BACKGROUND/PURPOSE: This study examined the potential of amniotic fluid mesenchymal stem cells (AF-MSCs) to generate lung precursor cells in vitro and on a xenologous three-dimensional de-cellularized lung scaffold. METHODS: AF-MSCs were isolated from human amniotic fluid obtained from 17-37 weeks gestation. Lung differentiation was induced on Matrigel or on de-cellularized rat lungs intra-tracheally injected with AF-MSCs by culturing with a modification of small airway growth medium (mSAGM) lacking retinoic acid (RA) and triodothyronine (T3) with addition of fibroblast growth factor-10 (FGF10). Cells and scaffolds were characterized by immunofluorescence and RT-PCR for markers of viability, proliferation, and lung distal airway differentiation (TTF-1(+) and SPC(+)) in the absence of markers of brain (TuJ1(-)) and thyroid (Pax8(-)). RESULTS: After culture in mSAGM on either Matrigel or lung scaffolds, there were TTF-1(+)/TuJ1(-)/Pax8(-) cells, indicating a lung precursor phenotype. In addition, SPC(+) cells also evolved suggesting a more mature lung phenotype. CONCLUSIONS: We demonstrate that mid- to late-trimester AF-MSCs can be induced to develop into lung precursor cells when cultured on the appropriate extracellular matrix (ECM), making them a viable source for use in cell therapy or development of an ex vivo tissue engineered lung.

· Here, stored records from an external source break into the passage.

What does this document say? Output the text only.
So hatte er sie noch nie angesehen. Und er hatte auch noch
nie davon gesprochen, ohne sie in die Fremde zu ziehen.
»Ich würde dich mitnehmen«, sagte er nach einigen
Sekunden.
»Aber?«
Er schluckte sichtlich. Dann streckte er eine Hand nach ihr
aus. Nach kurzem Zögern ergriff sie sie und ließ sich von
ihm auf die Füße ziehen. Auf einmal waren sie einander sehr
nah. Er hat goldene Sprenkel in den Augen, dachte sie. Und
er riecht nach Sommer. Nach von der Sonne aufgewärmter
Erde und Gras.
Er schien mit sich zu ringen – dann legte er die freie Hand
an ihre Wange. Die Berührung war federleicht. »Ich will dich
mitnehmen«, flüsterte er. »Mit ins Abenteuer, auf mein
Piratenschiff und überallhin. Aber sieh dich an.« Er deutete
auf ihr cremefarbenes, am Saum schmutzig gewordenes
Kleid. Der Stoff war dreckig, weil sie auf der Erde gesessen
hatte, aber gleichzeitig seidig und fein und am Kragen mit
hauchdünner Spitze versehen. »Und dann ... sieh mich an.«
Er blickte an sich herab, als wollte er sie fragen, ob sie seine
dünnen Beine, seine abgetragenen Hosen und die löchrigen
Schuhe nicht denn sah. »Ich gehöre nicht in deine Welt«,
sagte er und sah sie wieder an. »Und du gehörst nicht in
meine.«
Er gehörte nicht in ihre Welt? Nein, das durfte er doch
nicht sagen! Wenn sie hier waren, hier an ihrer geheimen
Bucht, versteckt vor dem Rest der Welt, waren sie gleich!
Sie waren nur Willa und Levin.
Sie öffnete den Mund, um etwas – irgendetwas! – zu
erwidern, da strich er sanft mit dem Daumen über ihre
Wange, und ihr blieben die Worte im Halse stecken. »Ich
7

Automated procedure for biomimetic de-cellularized lung scaffold supporting alveolar epithelial transdifferentiation.

The optimal method for creating a de-cellularized lung scaffold that is devoid of cells and cell debris, immunologically inert, and retains necessary extracellular matrix (ECM) has yet to be identified. Herein, we compare automated detergent-based de-cellularization approaches utilizing either constant pressure (CP) or constant flow (CF), to previously published protocols utilizing manual pressure (MP) to instill and rinse out the de-cellularization agents. De-cellularized lungs resulting from each method were evaluated for presence of remaining ECM proteins and immunostimulatory material such as nucleic acids and intracellular material. Our results demonstrate that the CP and MP approaches more effectively remove cellular materials but differentially retain ECM proteins. The CP method has the added benefit of being a faster, reproducible de-cellularization process. To assess the functional ability of the de-cellularized scaffolds to maintain epithelial cells, intra-tracheal inoculation with GFP expressing C10 alveolar epithelial cells (AEC) was performed. Notably, the CP de-cellularized lungs were able to support growth and spontaneous differentiation of C10-GFP cells from a type II-like phenotype to a type I-like phenotype.